Two Olena Holub exhibitions to be held in January

27 January, 2004 - 00:00

The start of 2004 in Kyiv’s artistic life has been marked with many vivid events. Among them are the two unexpected exhibitions like fireworks by Olena Holub, member of the National Artists Union of Ukraine, who is mostly known for her articles on the arts published, in part, in The Day.

Until February 11 the Universytet [University] Gallery (closed on Saturdays and Sundays) will host Olena Holub’s one-woman show under an unusual title, Triumph of the Yellow Hare. This climax of creative self-expression was preceded by long work bringing interesting finds along with doubts and long periods of silence.

Olena Holub’s creative work began in the 1970s. Uniting with a group of underground artists who tried to defend their right to an independent creative language, she presented her first works: An Empty Plate, reflecting the confusion of the intelligentsia that could not see any future for itself, portraits of Dmytro Chus and poet Bella Akhmadulina, Fall Loneliness, etc. Simultaneously she wrote poetry, resounding with the loneliness and uneasiness of a young soul seeking new prospects and horizons. This is how we see the artist in her 1976 Self Portrait.

Some of Holub’s colleagues and associates who never received public recognition (M. Trehub and V. Baklytsky) where recognized classics of the Ukrainian avant-garde only after their tragic deaths.

It seemed that life came to a stop — but not for Olena Holub. Having overcome the pain of loss and lack of recognition, she used her regained power and experience to present a series of new works created in the late 1990s. Here the grotesque and irony verge on delicate psychological insight and attempts to comprehend man striving to find his place in nature and society. Through the outward expressive form including elements of kitsch, one can see the author’s compassion and sympathy to her personages.

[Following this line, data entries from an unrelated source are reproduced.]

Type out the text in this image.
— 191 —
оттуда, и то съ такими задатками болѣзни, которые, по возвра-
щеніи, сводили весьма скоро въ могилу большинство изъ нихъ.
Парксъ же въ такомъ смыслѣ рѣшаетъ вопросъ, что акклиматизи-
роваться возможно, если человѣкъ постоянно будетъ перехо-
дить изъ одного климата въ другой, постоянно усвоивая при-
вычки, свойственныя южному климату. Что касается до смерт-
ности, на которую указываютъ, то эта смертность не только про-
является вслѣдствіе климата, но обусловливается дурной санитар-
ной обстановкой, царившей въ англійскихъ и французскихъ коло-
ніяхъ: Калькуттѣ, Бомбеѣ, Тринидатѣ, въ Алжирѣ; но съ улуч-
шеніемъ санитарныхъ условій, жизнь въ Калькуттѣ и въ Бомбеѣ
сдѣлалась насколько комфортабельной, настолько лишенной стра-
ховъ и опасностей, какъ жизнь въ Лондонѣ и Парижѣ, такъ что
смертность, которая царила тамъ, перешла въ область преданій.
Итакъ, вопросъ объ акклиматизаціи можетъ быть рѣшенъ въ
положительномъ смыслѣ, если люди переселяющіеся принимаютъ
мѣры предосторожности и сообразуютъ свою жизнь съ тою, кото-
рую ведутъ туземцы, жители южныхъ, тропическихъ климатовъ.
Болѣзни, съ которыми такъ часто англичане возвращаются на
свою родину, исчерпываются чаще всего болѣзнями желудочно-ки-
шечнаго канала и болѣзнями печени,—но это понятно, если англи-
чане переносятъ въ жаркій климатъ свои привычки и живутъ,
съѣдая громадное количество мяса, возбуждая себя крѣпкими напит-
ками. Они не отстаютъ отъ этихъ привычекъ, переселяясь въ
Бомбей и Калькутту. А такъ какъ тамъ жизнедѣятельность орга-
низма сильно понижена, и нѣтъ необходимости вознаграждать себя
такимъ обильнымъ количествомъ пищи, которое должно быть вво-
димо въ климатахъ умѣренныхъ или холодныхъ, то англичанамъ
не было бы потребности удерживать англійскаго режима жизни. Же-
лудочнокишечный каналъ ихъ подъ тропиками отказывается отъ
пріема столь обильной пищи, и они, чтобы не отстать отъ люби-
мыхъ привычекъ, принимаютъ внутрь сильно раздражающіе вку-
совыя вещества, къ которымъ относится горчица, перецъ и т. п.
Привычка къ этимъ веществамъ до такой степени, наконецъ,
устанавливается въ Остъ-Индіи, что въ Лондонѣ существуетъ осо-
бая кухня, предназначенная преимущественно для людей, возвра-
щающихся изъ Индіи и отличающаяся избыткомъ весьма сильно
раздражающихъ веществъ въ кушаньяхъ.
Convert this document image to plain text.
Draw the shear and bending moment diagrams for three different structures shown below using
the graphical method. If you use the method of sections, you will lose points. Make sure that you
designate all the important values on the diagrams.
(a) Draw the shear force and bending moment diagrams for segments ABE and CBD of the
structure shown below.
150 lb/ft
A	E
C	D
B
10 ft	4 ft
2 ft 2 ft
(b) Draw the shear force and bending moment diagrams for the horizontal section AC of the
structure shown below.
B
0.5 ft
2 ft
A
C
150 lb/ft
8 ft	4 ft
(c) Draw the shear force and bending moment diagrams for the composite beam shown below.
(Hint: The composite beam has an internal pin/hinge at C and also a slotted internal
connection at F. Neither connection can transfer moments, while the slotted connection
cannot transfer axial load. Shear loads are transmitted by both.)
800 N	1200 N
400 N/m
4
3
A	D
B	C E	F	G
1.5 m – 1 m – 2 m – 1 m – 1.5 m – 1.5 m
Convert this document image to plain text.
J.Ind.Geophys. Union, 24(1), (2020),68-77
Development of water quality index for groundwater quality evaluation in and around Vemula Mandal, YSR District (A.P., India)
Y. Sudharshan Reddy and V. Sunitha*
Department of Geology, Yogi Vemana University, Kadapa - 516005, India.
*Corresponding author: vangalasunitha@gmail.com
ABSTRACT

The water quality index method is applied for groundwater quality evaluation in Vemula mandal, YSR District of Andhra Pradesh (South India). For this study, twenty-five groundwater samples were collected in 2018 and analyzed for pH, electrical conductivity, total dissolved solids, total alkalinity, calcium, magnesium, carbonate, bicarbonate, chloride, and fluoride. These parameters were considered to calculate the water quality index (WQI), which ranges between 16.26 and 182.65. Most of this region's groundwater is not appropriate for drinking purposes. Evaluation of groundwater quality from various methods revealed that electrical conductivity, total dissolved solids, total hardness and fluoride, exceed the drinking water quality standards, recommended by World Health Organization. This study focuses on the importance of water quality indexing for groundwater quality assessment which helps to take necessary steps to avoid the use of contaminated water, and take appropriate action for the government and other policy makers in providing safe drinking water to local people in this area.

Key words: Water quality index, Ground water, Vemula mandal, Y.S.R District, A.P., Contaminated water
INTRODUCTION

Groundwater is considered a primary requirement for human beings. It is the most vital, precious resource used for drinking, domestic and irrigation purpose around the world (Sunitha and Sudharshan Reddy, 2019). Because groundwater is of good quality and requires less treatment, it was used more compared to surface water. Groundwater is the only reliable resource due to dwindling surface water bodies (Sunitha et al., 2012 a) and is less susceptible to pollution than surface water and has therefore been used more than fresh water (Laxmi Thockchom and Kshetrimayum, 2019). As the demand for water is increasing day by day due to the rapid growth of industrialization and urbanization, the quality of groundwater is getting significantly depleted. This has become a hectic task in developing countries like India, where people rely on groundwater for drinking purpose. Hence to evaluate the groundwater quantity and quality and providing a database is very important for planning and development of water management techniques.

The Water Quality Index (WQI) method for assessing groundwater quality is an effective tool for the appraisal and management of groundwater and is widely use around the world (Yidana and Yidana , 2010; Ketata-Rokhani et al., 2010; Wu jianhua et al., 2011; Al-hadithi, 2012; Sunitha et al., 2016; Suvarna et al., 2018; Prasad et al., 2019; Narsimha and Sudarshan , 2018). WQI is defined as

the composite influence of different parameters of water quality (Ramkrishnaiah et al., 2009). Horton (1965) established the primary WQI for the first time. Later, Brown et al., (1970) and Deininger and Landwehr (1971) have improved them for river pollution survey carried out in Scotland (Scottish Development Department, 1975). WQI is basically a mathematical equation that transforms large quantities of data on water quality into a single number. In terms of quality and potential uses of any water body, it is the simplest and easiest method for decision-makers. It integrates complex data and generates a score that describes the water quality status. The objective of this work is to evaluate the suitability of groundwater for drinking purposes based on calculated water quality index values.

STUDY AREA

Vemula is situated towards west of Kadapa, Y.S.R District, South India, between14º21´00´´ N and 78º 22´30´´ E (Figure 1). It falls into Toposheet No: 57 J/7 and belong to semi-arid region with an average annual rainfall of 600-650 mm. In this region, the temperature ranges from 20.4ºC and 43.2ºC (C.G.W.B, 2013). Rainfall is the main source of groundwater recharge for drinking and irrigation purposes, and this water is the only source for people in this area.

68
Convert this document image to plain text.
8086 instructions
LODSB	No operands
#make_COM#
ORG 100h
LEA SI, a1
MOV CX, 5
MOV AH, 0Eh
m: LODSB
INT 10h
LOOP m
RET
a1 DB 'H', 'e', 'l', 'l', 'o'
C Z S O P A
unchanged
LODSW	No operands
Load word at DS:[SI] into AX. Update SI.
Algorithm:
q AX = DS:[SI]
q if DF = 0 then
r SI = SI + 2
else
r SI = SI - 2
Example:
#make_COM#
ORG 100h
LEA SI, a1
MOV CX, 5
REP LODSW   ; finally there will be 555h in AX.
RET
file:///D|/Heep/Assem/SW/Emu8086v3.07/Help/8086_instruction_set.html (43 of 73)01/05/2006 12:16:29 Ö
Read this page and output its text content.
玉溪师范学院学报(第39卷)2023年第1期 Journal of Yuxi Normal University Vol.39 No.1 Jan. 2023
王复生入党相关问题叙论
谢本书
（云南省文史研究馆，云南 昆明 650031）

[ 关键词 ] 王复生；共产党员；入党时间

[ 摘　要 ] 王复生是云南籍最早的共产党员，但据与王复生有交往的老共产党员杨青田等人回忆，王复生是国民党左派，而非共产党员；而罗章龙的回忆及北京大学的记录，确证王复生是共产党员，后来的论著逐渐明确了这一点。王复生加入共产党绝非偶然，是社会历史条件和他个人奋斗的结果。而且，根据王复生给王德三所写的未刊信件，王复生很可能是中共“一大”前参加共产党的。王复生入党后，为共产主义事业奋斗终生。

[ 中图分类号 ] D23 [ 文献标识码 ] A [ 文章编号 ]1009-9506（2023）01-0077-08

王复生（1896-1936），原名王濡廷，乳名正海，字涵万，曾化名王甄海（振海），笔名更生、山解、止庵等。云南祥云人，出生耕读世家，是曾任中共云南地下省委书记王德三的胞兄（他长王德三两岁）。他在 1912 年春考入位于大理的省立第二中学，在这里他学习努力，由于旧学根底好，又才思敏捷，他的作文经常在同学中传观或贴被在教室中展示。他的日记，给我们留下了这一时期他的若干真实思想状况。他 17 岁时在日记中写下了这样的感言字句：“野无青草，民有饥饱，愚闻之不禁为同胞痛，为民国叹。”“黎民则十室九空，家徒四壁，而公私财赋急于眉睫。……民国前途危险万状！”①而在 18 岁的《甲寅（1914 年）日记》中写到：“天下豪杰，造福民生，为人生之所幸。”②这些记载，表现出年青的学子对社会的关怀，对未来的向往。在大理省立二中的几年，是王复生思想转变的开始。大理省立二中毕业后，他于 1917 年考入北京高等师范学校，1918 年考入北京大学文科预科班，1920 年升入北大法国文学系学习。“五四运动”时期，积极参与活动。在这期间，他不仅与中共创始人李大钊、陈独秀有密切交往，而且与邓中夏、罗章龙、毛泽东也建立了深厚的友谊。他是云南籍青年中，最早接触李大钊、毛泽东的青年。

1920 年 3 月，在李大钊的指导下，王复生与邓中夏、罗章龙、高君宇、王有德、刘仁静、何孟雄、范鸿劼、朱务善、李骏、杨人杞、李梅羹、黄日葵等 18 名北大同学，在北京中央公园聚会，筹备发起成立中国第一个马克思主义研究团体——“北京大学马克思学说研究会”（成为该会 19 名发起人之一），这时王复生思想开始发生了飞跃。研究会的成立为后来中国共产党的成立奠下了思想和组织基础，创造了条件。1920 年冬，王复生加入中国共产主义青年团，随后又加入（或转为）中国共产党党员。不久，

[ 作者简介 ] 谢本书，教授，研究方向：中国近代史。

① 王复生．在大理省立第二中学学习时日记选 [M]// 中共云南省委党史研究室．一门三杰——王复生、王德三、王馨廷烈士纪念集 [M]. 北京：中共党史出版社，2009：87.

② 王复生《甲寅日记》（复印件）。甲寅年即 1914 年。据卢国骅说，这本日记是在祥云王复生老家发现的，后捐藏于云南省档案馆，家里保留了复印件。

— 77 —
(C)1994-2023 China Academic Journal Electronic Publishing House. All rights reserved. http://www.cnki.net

Her works created in a purely marginal style have immediately occupied their niche in contemporary art.

The paintings Aunt, Fisherman, Super Hero, Chupa-Chups or the Illusion of Equality, etc., have been successfully exhibited in Kyiv (the Ukrainian House Arts Palace), and Magdeburg, Germany, at international arts festivals in 2000-2002. Instead of being lost in the variety of styles and streams of world, Olena Holub’s works were distinguished by original traits of her individual, as well as our national, style. Now one can see them at the Universytet Gallery.

From January 15 to 30 the Maisternia [Studio] Gallery at the Artists House hosts Olena Holub’s photo installation project, Signals of Inexact Time, which had previously been displayed at the Third International Arts Festival in Magdeburg. Some of the works were also presented at the Eurographic 2003 International Graphics Triennial.

Turning to contemporary computer technologies, the artist, as is her custom, pungently felt the pulse and rhythm of the time. By confronting and comparing various historical photographic materials she is in the process of solving philosophical problems of existence itself. The new series features the transformation of family traditions and generational ties (Hello, Great-Grandfather! and Hello, Great-Grandmother!) along with the global transformation of conscience in material reviewing the totalitarian past (Yes and No, The Totalitarian Ballade, and Recipient Unknown).

Olena Holub calls upon us to return to human problems and perception of the human essence. In her works the fates of historical persons (Stalin, Hitler, etc) are closely interlaced with personages from family albums, who act together in the historical context. They pose questions about everybody’s connection with and responsibility for everything that ever happened or is happening now (Who to Be With? and He, She, They...).

Today Olena Holub is on a new turn in her creative flight. One cannot but wish to become one of the characters she has created, the Yellow Hare, rising high above our omnivorous globalization and broad expansion of the mass media and fill oneself with the sense of freedom and independence.